Rudolph is a puzzling case, because the government declined to even indict on terrorism charges that would seem to have been clearly available. But while Rudolph was not charged as a terrorists, federal authorities had long publically referred to him as just that. In a statement following Rudolph’s arrest then Attorney General John Ashcroft called Rudolph’s crimes “terrorist attacks” outright.
First, the fact that Ashcroft calls Rudolph’s attacks terrorist attacks, but does not call him a terrorist, precisely stops short of calling a white man a terrorist. More importantly, Hennessey has spent two articles talking about terrorism being a legal distinction, specifically backing off what people get called.
There is an element of truth to this as a matter of media vocabulary, and certainly there are those in right-wing corners of the media who are quick to call terrorism any act of violence perpetrated by someone from an Arab or Muslim country.

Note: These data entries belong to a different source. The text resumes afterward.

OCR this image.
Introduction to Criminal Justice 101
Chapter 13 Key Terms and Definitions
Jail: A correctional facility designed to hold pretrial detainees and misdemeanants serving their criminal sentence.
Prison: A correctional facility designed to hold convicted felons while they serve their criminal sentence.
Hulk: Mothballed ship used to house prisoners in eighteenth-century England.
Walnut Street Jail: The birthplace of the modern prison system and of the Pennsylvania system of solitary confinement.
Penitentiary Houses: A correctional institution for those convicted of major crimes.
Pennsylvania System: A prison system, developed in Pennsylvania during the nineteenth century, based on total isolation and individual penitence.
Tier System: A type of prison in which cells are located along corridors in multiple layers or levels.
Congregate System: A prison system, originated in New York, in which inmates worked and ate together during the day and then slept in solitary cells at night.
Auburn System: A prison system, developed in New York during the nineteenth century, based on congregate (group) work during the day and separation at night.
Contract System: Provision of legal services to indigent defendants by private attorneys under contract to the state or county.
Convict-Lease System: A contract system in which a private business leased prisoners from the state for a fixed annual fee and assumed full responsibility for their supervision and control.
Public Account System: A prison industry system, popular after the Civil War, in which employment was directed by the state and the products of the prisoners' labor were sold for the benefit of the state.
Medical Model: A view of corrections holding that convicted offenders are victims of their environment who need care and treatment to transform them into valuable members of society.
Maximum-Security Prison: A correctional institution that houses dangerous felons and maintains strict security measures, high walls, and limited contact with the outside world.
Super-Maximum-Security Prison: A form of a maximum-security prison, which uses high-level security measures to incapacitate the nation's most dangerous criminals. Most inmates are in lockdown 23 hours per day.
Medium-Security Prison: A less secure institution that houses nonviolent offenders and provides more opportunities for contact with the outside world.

But if we’re going to measure what people get called, then her gun/bomb distinction breaks down. Because many of the Muslims attacking with guns get called terrorists by the Feds (though they generally did not with Nidal Hasan, which adds the element of military targeting).
And all of this comes back to her initial point, with which I agree: this is about investigation. And the reality is, regardless of what it called him, the government treated Rudolph (and Harpham) as a lone wolf, not as a person in the network that he was in. One reason fewer white ideological terrorists get charged with terrorism is because until you do that investigation, you may not find the network, especially since the chances it will be sitting in an FBI server are much lower because of the different standards for collecting data. And, in the case of Frazier Glenn Miller, you may not prevent deaths you might have.
The FBI has dedicated 400 people to investigating what motivated the San Bernardino attackers because it is clear they were radicalized but their actual ties to foreign terrorists are not yet. That’s a focus on identifying foreign and US-based networks that rarely happens with white ideological violence, and as a result it doesn’t get approached systematically.